Eikon steps down into Nasdaq
With a slashed valuation the newly listed biotech heads for phase 3.
With a slashed valuation the newly listed biotech heads for phase 3.
There’s a lot riding on Eikon Therapeutics, a biotech company founded by former Merck & Co executives that begins trading on Nasdaq today. One thing clear from the IPO, however, is the extent to which the enthusiasm of Eikon’s private investors ran away from reality as the company stretched itself financially.
That’s emerged from Eikon’s updated listing document, which revealed that the $18 per share at which Eikon is floating is barely half the price at which the company raised $1.1bn as a private entity – a surprising and worrying step down for venture financiers. Valuations notwithstanding, Eikon is set to become a pivotal-stage biotech, a new clinicaltrials.gov listing has disclosed.
That listing concerns the phase 2/3 Teluride-008 trial, which will test Eikon’s lead pipeline asset, EIK1001, in combination with Keytruda and chemo in first-line non-small cell lung cancer. The study is described as “adaptive”, with a phase 2 stage to determine the optimal dose of EIK1001, a TLR7/8 inhibitor Eikon licensed in 2023 from an entity called Seven and Eight Biotherapeutics.
The phase 3 stage will co-primarily measure PFS, OS and ORR compared with Keytruda plus chemo. The median OS bar to beat seems to be Keytruda plus chemo’s 18.4 months in the Keynote-406 study (squamous histology) and 22.0 months in Keynote-189 (non-squamous), and Eikon might be hoping for low-PD-L1 expressers to drive a benefit.
$381m raise
No doubt much of the $381m Eikon’s IPO is raising on Thursday will go towards funding Teluride-008, and given that this is only the company’s first phase 3 effort it’s astonishing how much Eikon has already sunk into its pipeline.
Filings reveal that Eikon spent $205m on R&D alone in 2024, and likely spent even more last year, reporting 2025 nine-month R&D expenditure of $185m. As of the end of September Eikon had burned through $841m of cash, according to its updated S-1 filing with the SEC.
Such a level of spending seems high for a private biotech, and investor enthusiasm was likely driven by the top-tier record of Eikon’s senior management. The group counts Roger Perlmutter as chief executive, Roy Baynes as chief medical officer, and Ken Frazier as a director; all three were high-profile senior execs at Merck.

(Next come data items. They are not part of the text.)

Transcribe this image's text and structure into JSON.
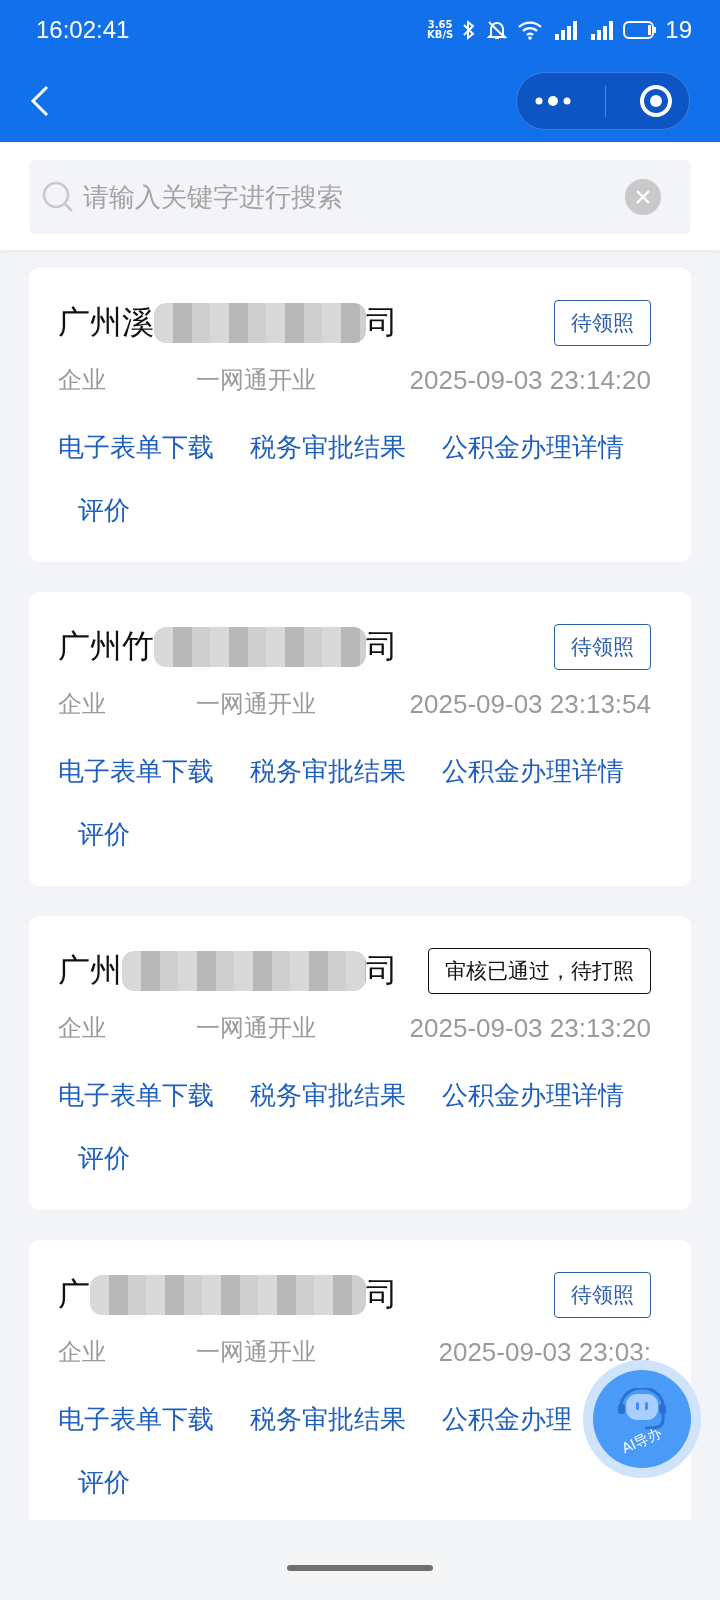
{
  "status_bar": {
    "time": "16:02:41",
    "net_speed_value": "3.65",
    "net_speed_unit": "KB/S",
    "battery": "19"
  },
  "search": {
    "placeholder": "请输入关键字进行搜索"
  },
  "records": [
    {
      "title_start": "广州溪",
      "title_end": "司",
      "status": {
        "label": "待领照",
        "kind": "waiting"
      },
      "type": "企业",
      "service": "一网通开业",
      "time": "2025-09-03 23:14:20",
      "links": [
        "电子表单下载",
        "税务审批结果",
        "公积金办理详情",
        "评价"
      ]
    },
    {
      "title_start": "广州竹",
      "title_end": "司",
      "status": {
        "label": "待领照",
        "kind": "waiting"
      },
      "type": "企业",
      "service": "一网通开业",
      "time": "2025-09-03 23:13:54",
      "links": [
        "电子表单下载",
        "税务审批结果",
        "公积金办理详情",
        "评价"
      ]
    },
    {
      "title_start": "广州",
      "title_end": "司",
      "status": {
        "label": "审核已通过，待打照",
        "kind": "approved"
      },
      "type": "企业",
      "service": "一网通开业",
      "time": "2025-09-03 23:13:20",
      "links": [
        "电子表单下载",
        "税务审批结果",
        "公积金办理详情",
        "评价"
      ]
    },
    {
      "title_start": "广",
      "title_end": "司",
      "status": {
        "label": "待领照",
        "kind": "waiting"
      },
      "type": "企业",
      "service": "一网通开业",
      "time": "2025-09-03 23:03:",
      "links": [
        "电子表单下载",
        "税务审批结果",
        "公积金办理",
        "评价"
      ]
    }
  ],
  "assistant_button": {
    "label": "AI导办"
  }
}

But what’s notable about the IPO is the step down in Eikon’s valuation. When a company floats it’s usual for its private financiers to secure a significant step up in stock valuation, but the S-1 reveals that Eikon raised cash from private investors at an average $34.42 per share – almost double the $18 at which it’s just floated.
Eikon tapped venture financiers for a total $1.1bn, a sum that exceeds the $972m market cap at which $18 per share values the business – another indication of how enthusiasm has cooled.
Why now?
This is all highly relevant given how important Eikon’s flotation is as an indicator of biotech sentiment. Floating at well below the valuation at which private investors bought in could be taken as desperation to get out onto the public markets before sentiment turns gloomy and the IPO window shuts.
That’s especially pertinent given that Eikon wasn’t at all desperate for more cash. The S-1 document reveals that Eikon still had $376m in the bank at the end of last September, having tapped private investors less than a year ago in a $351m series D round. Why did it decide that now was the time for an IPO?
That said, these pre-IPO considerations go out of the window if Eikon’s stock surges after the float, causing the book value of private stakes to rise accordingly, and perhaps even to exceed the $34.42 per share at which private capital was sunk. All eyes now turn to the performance of Eikon shares as they start trading on Nasdaq.